In a victory for Republican U.S. Sen. Pete Wilson, the Legislature's nonpartisan legal adviser has concluded that the Crime Victims Reform Initiative sponsored by Wilson as part of his 1990 gubernatorial campaign does not endanger a woman's right to abortion.
That concern was raised in July by Atty. Gen. John K. Van de Kamp, a Democratic candidate for governor, after the U.S. Supreme Court gave states more power to regulate abortion.
Van de Kamp argued that subordinating California's constitutional right to privacy to the U.S. Constitution, as the crime initiative would do, might endanger a woman's right to abortion because privacy, one of the underpinnings of California abortion rights, is not explicit in the federal document.

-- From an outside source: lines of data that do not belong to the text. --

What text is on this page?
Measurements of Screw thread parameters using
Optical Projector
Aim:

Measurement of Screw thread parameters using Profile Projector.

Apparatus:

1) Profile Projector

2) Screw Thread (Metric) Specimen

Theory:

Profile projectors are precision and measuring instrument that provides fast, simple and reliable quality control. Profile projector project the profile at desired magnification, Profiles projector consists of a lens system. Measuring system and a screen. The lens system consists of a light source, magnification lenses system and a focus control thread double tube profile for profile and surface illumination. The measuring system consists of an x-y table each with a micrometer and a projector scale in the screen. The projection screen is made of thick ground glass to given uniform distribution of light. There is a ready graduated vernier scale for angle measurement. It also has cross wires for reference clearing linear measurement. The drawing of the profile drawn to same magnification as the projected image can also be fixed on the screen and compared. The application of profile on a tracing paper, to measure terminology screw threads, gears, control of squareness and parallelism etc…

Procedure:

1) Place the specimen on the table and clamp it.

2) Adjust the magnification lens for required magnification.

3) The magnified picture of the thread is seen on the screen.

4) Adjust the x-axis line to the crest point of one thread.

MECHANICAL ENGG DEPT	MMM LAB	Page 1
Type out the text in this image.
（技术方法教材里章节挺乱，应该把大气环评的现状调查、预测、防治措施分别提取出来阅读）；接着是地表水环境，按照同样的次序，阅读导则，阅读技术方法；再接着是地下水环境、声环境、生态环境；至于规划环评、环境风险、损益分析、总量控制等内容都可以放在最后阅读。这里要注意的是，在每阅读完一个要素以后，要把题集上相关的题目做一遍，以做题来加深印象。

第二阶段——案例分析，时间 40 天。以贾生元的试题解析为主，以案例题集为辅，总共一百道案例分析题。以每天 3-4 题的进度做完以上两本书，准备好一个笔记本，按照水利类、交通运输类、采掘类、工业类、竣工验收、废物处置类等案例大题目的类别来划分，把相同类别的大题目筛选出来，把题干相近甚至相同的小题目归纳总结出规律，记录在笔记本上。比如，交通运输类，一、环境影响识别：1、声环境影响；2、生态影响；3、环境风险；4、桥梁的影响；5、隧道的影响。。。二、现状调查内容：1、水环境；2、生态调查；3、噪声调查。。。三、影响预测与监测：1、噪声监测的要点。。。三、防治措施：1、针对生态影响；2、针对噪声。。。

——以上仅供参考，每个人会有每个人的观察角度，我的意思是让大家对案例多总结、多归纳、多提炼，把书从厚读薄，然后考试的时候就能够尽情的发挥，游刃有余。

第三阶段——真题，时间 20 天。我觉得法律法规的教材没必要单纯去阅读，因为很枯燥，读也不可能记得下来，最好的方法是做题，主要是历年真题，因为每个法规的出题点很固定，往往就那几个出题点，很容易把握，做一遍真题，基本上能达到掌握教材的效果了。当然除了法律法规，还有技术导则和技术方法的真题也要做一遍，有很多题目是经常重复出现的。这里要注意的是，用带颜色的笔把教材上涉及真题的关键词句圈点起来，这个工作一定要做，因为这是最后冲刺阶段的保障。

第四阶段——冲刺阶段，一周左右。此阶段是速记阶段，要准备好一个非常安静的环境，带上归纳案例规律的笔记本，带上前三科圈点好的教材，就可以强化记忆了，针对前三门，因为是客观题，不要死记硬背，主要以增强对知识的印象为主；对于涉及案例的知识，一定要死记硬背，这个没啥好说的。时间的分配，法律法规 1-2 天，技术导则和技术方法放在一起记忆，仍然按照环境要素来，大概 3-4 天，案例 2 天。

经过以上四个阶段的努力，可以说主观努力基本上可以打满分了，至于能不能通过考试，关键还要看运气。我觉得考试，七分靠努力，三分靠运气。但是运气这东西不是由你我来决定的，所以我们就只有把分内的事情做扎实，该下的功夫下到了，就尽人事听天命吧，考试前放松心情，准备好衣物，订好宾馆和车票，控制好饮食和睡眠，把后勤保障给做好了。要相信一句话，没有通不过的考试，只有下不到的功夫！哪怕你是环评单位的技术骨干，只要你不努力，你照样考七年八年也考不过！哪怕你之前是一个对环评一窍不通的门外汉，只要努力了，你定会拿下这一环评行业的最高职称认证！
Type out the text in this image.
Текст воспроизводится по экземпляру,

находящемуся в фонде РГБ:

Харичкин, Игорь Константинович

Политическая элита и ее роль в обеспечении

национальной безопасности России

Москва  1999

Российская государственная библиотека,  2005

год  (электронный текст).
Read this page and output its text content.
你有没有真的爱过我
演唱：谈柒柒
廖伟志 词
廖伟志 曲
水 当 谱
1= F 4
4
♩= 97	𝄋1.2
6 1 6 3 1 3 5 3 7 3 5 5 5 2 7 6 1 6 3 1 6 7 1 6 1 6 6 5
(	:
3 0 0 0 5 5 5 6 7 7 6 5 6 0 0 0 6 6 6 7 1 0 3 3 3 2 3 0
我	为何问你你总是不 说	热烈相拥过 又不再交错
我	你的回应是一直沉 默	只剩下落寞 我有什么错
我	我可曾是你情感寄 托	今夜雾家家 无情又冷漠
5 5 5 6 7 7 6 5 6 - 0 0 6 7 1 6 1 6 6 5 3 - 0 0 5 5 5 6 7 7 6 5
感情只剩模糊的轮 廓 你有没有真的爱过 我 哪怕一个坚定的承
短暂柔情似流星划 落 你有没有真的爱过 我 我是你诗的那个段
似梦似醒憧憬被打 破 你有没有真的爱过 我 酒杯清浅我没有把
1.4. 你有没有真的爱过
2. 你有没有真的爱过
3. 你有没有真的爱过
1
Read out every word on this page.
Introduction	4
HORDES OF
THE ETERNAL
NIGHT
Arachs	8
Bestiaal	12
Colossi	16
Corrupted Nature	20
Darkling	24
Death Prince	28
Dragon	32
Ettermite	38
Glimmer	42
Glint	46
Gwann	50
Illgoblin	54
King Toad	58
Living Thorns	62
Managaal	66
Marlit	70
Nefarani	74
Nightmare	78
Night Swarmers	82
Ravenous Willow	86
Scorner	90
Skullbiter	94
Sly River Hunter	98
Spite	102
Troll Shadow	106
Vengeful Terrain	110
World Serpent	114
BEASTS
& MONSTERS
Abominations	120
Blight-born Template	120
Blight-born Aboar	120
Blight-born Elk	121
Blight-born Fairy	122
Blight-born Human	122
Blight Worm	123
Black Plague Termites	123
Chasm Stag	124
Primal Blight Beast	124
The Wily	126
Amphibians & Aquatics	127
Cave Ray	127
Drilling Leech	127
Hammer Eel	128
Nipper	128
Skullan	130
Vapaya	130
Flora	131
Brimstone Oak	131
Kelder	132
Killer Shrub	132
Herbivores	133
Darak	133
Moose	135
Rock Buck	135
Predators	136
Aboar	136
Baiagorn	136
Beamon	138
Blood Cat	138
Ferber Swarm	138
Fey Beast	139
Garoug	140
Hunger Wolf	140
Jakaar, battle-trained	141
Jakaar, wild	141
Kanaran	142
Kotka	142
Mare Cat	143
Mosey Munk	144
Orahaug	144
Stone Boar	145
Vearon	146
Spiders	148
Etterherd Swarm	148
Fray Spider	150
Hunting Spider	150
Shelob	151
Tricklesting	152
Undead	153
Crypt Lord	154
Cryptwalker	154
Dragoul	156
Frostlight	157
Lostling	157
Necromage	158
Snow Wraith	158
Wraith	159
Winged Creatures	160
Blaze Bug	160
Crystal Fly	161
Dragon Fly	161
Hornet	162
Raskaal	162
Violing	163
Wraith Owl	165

But the opinion this week by the legislative counsel of California lends support to Van de Kamp's critics, including Wilson, who contend that the attorney general's objection to the crime initiative is politically motivated.
"There is no indicia of intent in (the) language or anywhere else throughout the proposed initiative to affect existing procreative (privacy) rights presently recognized under Section 1 of Article I of the California Constitution," wrote Deputy Legislative Counsel Maureen S. Dunn.
"Thus we are of the opinion that, if adopted, the proposed (initiative) would not affect the privacy rights of women who obtain abortions in California."
There was some small vindication for Van de Kamp in the legislative counsel's opinion.
"However," said Dunn in her final paragraph, "the matter is not free from doubt and, in the final analysis, the courts may look to ballot arguments and analyses to make a final determination."
Backed by former federal judge Shirley Hufstedler and by some legal scholars at UC Berkeley, USC and Harvard University, Van de Kamp argues that the U.S. Supreme Court's recent Webster vs. Reproductive Health Services decision may portend the eventual reversal of the high court's 1973 Roe vs. Wade decision, which legalized abortion nationally.
Thus, Van de Kamp says, the crime initiative creates more risk than he is comfortable with that California women might lose the protection now afforded by the state's Constitution.
The attorney general said Thursday: "The (legislative counsel's) opinion does not deal with the question of what would happen to California women's reproductive rights if the U.S. Supreme Court reverses Roe vs. Wade."